Il est à noter que les pratiques médiatiques ne sont pas absolument uniformes s’agissant du traitement du créole. On peut noter des sphères d’exception, certes limitées, mais significatives. Elles tiennent notamment aux conditions d’énonciation des intervenants. C’est ainsi que sur la même radio APAL, il convient d’apprécier l’originalité des interventions dominicales de Danik Zandronis, faites depuis la Guadeloupe, à travers un éditorial marqué du souci de produire un créole de bonne facture. La qualité de son créole tient à deux facteurs: d’une part, le fait que, brillant étudiant de l’UAG, il a été formé au GEREC, dont il a été membre et, d’autre part, à la nature de ses interventions: relativement courtes, résultant d’une énonciation différée, condition lui permettant d’échapper à l’urgence communicative et de peaufiner son texte. Nous retrouvons les mêmes caractéristiques chez Michel Nédan de Radio APAL, notamment dans ses «réklam», un genre qui permet un temps de réflexion, dont précisément ne disposent pas ceux qui doivent intervenir à chaud.
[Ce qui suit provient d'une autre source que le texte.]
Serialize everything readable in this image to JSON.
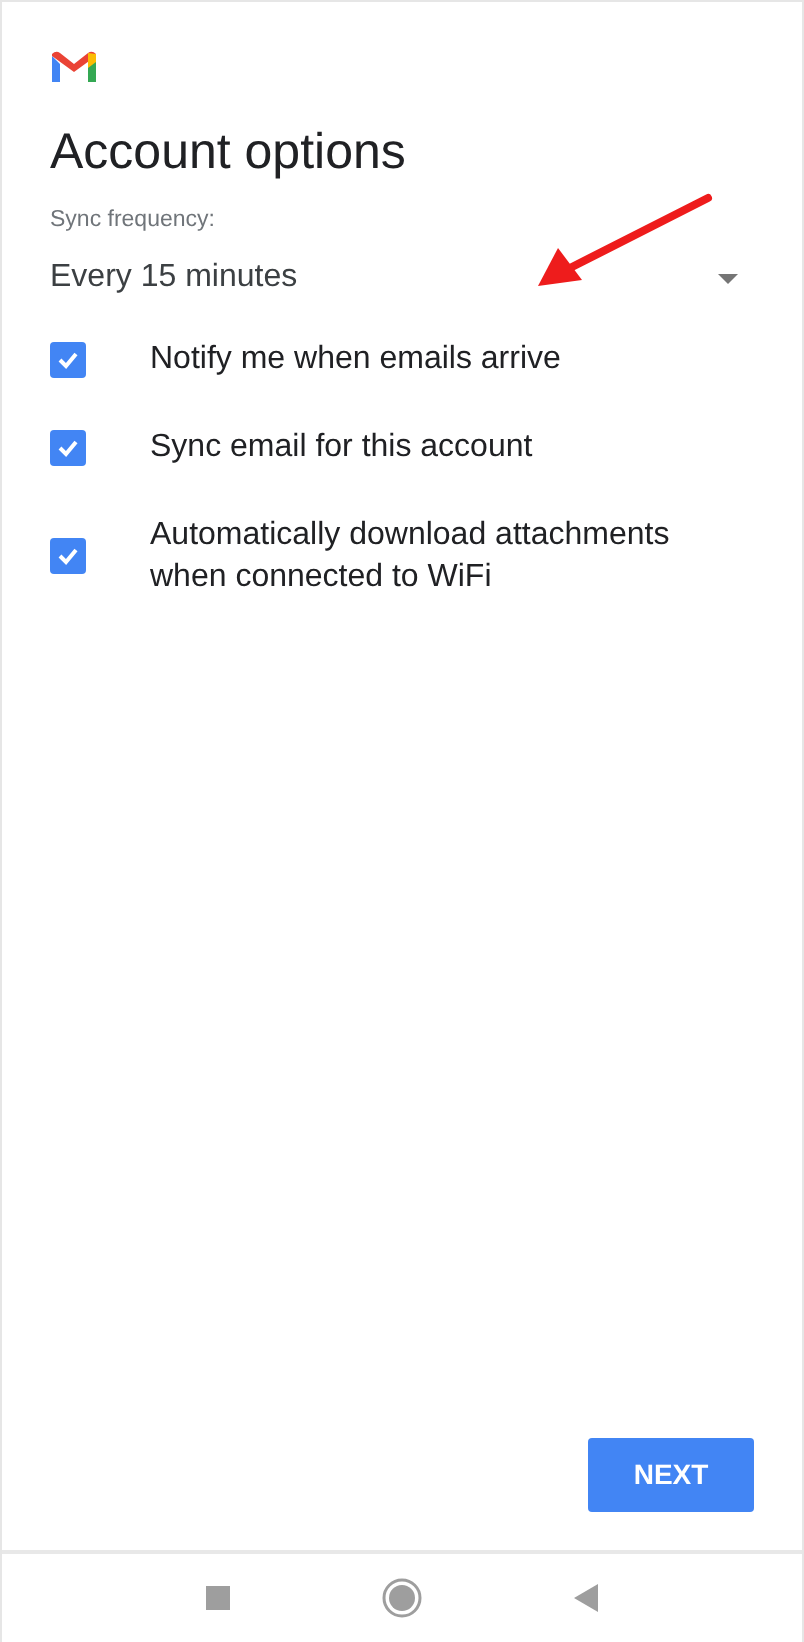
{
  "title": "Account options",
  "sync_frequency": {
    "label": "Sync frequency:",
    "value": "Every 15 minutes"
  },
  "options": [
    {
      "label": "Notify me when emails arrive",
      "checked": true
    },
    {
      "label": "Sync email for this account",
      "checked": true
    },
    {
      "label": "Automatically download attachments when connected to WiFi",
      "checked": true
    }
  ],
  "next_button": "NEXT"
}
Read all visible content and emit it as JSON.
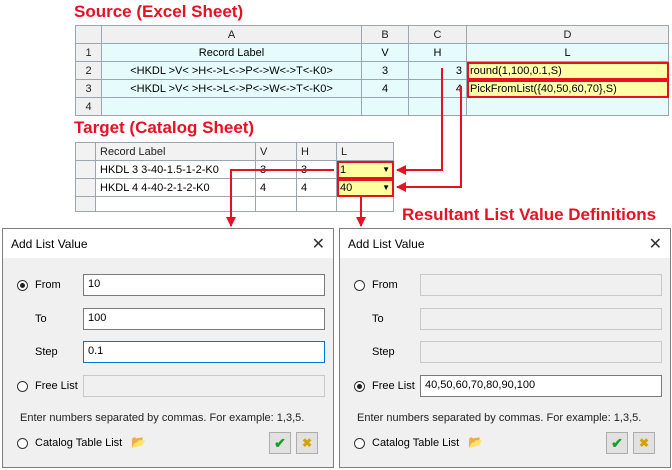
{
  "headings": {
    "source": "Source (Excel Sheet)",
    "target": "Target (Catalog Sheet)",
    "resultant": "Resultant List Value Definitions"
  },
  "source_sheet": {
    "columns": [
      "A",
      "B",
      "C",
      "D"
    ],
    "row_numbers": [
      "1",
      "2",
      "3",
      "4"
    ],
    "header_row": [
      "Record Label",
      "V",
      "H",
      "L"
    ],
    "rows": [
      [
        "<HKDL >V< >H<->L<->P<->W<->T<-K0>",
        "3",
        "3",
        "round(1,100,0.1,S)"
      ],
      [
        "<HKDL >V< >H<->L<->P<->W<->T<-K0>",
        "4",
        "4",
        "PickFromList({40,50,60,70},S)"
      ]
    ]
  },
  "catalog_sheet": {
    "headers": [
      "Record Label",
      "V",
      "H",
      "L"
    ],
    "rows": [
      [
        "HKDL 3 3-40-1.5-1-2-K0",
        "3",
        "3",
        "1"
      ],
      [
        "HKDL 4 4-40-2-1-2-K0",
        "4",
        "4",
        "40"
      ]
    ]
  },
  "dialogs": [
    {
      "title": "Add List Value",
      "from_label": "From",
      "from_value": "10",
      "to_label": "To",
      "to_value": "100",
      "step_label": "Step",
      "step_value": "0.1",
      "free_list_label": "Free List",
      "free_list_value": "",
      "hint": "Enter numbers separated by commas. For example: 1,3,5.",
      "catalog_table_label": "Catalog Table List",
      "selected": "from"
    },
    {
      "title": "Add List Value",
      "from_label": "From",
      "from_value": "",
      "to_label": "To",
      "to_value": "",
      "step_label": "Step",
      "step_value": "",
      "free_list_label": "Free List",
      "free_list_value": "40,50,60,70,80,90,100",
      "hint": "Enter numbers separated by commas. For example: 1,3,5.",
      "catalog_table_label": "Catalog Table List",
      "selected": "free_list"
    }
  ],
  "colors": {
    "accent": "#e81123",
    "source_cell": "#e6fbfb",
    "highlight": "#ffffa8",
    "ok": "#1a9e2a"
  },
  "icons": [
    "close-icon",
    "folder-icon",
    "checkmark-icon",
    "cancel-icon",
    "dropdown-arrow-icon"
  ]
}
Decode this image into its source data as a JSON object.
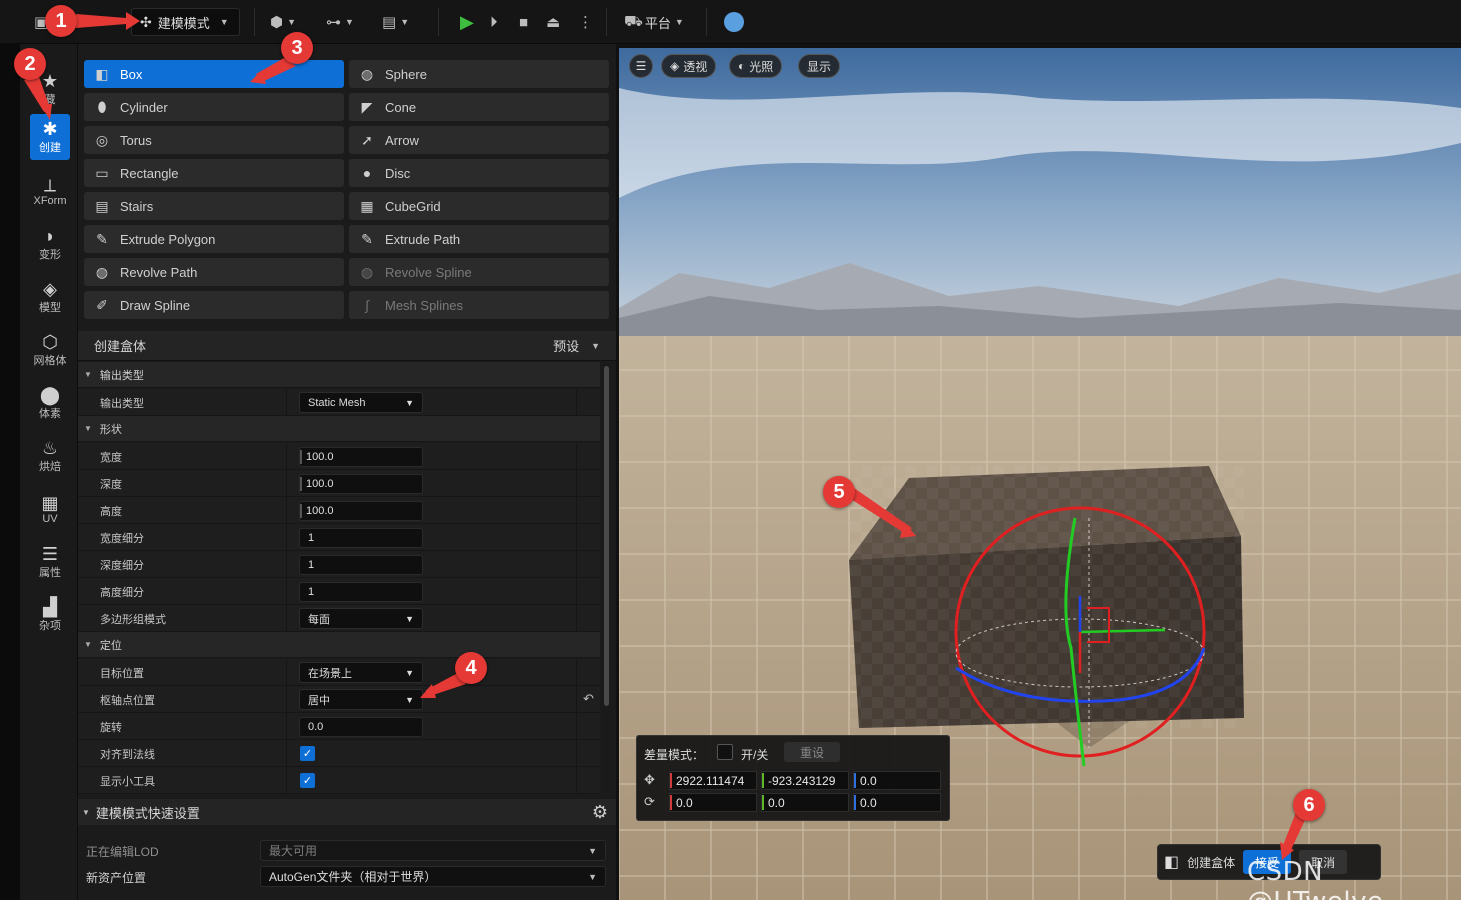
{
  "toolbar": {
    "mode_label": "建模模式",
    "platform_label": "平台"
  },
  "mode_bar": {
    "items": [
      {
        "label": "藏",
        "icon": "star-icon"
      },
      {
        "label": "创建",
        "icon": "create-icon",
        "active": true
      },
      {
        "label": "XForm",
        "icon": "transform-axes-icon"
      },
      {
        "label": "变形",
        "icon": "deform-icon"
      },
      {
        "label": "模型",
        "icon": "model-cube-icon"
      },
      {
        "label": "网格体",
        "icon": "mesh-icon"
      },
      {
        "label": "体素",
        "icon": "voxel-icon"
      },
      {
        "label": "烘焙",
        "icon": "bake-flame-icon"
      },
      {
        "label": "UV",
        "icon": "uv-checker-icon"
      },
      {
        "label": "属性",
        "icon": "attributes-list-icon"
      },
      {
        "label": "杂项",
        "icon": "misc-icon"
      }
    ]
  },
  "tools": {
    "left": [
      {
        "label": "Box",
        "icon": "box-icon",
        "state": "active"
      },
      {
        "label": "Cylinder",
        "icon": "cylinder-icon"
      },
      {
        "label": "Torus",
        "icon": "torus-icon"
      },
      {
        "label": "Rectangle",
        "icon": "rectangle-icon"
      },
      {
        "label": "Stairs",
        "icon": "stairs-icon"
      },
      {
        "label": "Extrude Polygon",
        "icon": "extrude-polygon-icon"
      },
      {
        "label": "Revolve Path",
        "icon": "revolve-path-icon"
      },
      {
        "label": "Draw Spline",
        "icon": "draw-spline-icon"
      }
    ],
    "right": [
      {
        "label": "Sphere",
        "icon": "sphere-icon"
      },
      {
        "label": "Cone",
        "icon": "cone-icon"
      },
      {
        "label": "Arrow",
        "icon": "arrow-icon"
      },
      {
        "label": "Disc",
        "icon": "disc-icon"
      },
      {
        "label": "CubeGrid",
        "icon": "cubegrid-icon"
      },
      {
        "label": "Extrude Path",
        "icon": "extrude-path-icon"
      },
      {
        "label": "Revolve Spline",
        "icon": "revolve-spline-icon",
        "state": "disabled"
      },
      {
        "label": "Mesh Splines",
        "icon": "mesh-splines-icon",
        "state": "disabled"
      }
    ]
  },
  "panel": {
    "title": "创建盒体",
    "preset_label": "预设"
  },
  "props": {
    "sec_output": "输出类型",
    "output_type_label": "输出类型",
    "output_type_value": "Static Mesh",
    "sec_shape": "形状",
    "width_label": "宽度",
    "width_value": "100.0",
    "depth_label": "深度",
    "depth_value": "100.0",
    "height_label": "高度",
    "height_value": "100.0",
    "width_sub_label": "宽度细分",
    "width_sub_value": "1",
    "depth_sub_label": "深度细分",
    "depth_sub_value": "1",
    "height_sub_label": "高度细分",
    "height_sub_value": "1",
    "polygroup_label": "多边形组模式",
    "polygroup_value": "每面",
    "sec_position": "定位",
    "target_label": "目标位置",
    "target_value": "在场景上",
    "pivot_label": "枢轴点位置",
    "pivot_value": "居中",
    "rotation_label": "旋转",
    "rotation_value": "0.0",
    "align_normal_label": "对齐到法线",
    "align_normal_checked": true,
    "show_gizmo_label": "显示小工具",
    "show_gizmo_checked": true
  },
  "quick_settings": {
    "title": "建模模式快速设置",
    "lod_label": "正在编辑LOD",
    "lod_value": "最大可用",
    "asset_label": "新资产位置",
    "asset_value": "AutoGen文件夹（相对于世界）"
  },
  "viewport": {
    "perspective": "透视",
    "lighting": "光照",
    "show": "显示",
    "delta_label": "差量模式：",
    "delta_toggle": "开/关",
    "delta_reset": "重设",
    "loc_x": "2922.111474",
    "loc_y": "-923.243129",
    "loc_z": "0.0",
    "rot_x": "0.0",
    "rot_y": "0.0",
    "rot_z": "0.0",
    "accept_title": "创建盒体",
    "accept_label": "接受",
    "cancel_label": "取消",
    "watermark": "CSDN @UTwelve"
  },
  "annotations": [
    "1",
    "2",
    "3",
    "4",
    "5",
    "6"
  ],
  "colors": {
    "accent": "#0e6fd6",
    "annotation": "#e53935",
    "gizmo_x": "#e02020",
    "gizmo_y": "#22cc22",
    "gizmo_z": "#2244ee"
  }
}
Il apparaît donc clairement que le progrès dans l’autonomie du créole passe à la fois par la volonté et le talent individuel, mais aussi par une gestion des stratégies liées aux créneaux médiatiques. Il importe donc que les journalistes travaillent leur créole quand ils sont en situation de non urgence, afin que cet effort se répercute de manière spontanée sur leur énonciation en situation d’urgence. Ce qui a été dit de radio APAL vaut aussi pour Radio RLDM. Mais pour que le travail soit efficace, une place importante doit être réservée dans tous les médias à la formation des journalistes. C’est surtout à partir d’eux que la communauté, dans son ensemble, finira progressivement par élever son niveau de langue. Je m’appliquerai, le moment venu, à montrer que le «créole GEREC», au-delà des ses aspects «créole-dragon» (volontairement provocateurs aux origines) peut être collectivement assumé. Ce créole-là, je me propose de le décrire ultérieurement et de fournir les données pédagogiques permettant la formation optimale des responsables publics de la parole créole. Gageons alors qu’il n’y aura pas à désespérer de la créolophonie! Cette dernière ne concerne d’ailleurs pas seulement l’oral. Elle concerne aussi des enjeux liés à l’écrit.